|Action||Amendments Regarding Use of Controversial or Sensitive Instructional Materials|
|Comment Period||Ends 1/15/2014|
This respected body shouldn't concern itself in legislating the slippery slope of "morality," which is central to the legislation. You aren't so much keeping parents aware, as you are threatening teachers with spooky, ambiguous language. Who is to say what is controversial?
Schools already have a rigorous process in play that vets material for its educational merit. Additionally, the new push in education is to teach multiple texts in a classroom. This method allows the teacher to differentiate and give options to students, thus reducing the risk for a student feeling forced into a text that makes them uncomfortable. Independent reading is also a major resource for the English teacher that also allows the student to differentiate to literature that makes them comfortable based on rigor and topic. This legislation could easily be interpreted as a means to ban any literature not expressly delineated in the syllabus. Therefore you would limit the number of texts a teacher would be willing to show a student, which would actually increase the likelihood that there would be a concern. More to the point, you would also be more likely to discourage reading altogether.
Teachers are constantly looking for opportunities to connect with students.
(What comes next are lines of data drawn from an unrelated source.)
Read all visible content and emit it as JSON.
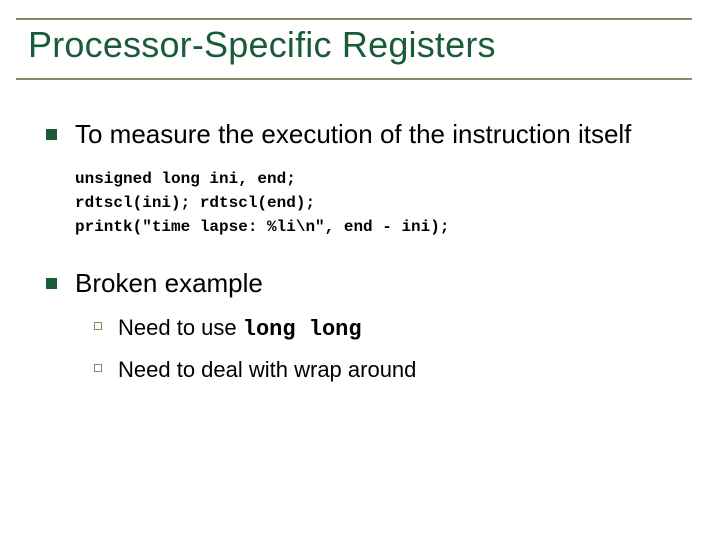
{
  "slide": {
    "title": "Processor-Specific Registers",
    "title_color": "#1a5c3a",
    "border_color": "#8a8a5a",
    "background_color": "#ffffff",
    "title_fontsize": 36,
    "body_fontsize": 26,
    "sub_fontsize": 22,
    "code_fontsize": 16,
    "bullets": [
      {
        "text": "To measure the execution of the instruction itself",
        "code": "unsigned long ini, end;\nrdtscl(ini); rdtscl(end);\nprintk(\"time lapse: %li\\n\", end - ini);"
      },
      {
        "text": "Broken example",
        "sub": [
          {
            "prefix": "Need to use ",
            "mono": "long long"
          },
          {
            "prefix": "Need to deal with wrap around",
            "mono": ""
          }
        ]
      }
    ]
  }
}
This often requires the teacher to know their audience and improvise during the year, well beyond the point of submitting a syllabus. The limiting language of this legislation would make it impossible for a teacher to improvise the curriculum to better meet the needs of the student without fear of reprimand. This would hurt students since it puts extraordinary limits on how a teacher may connect students to content.
All in all, it would do more harm and no good.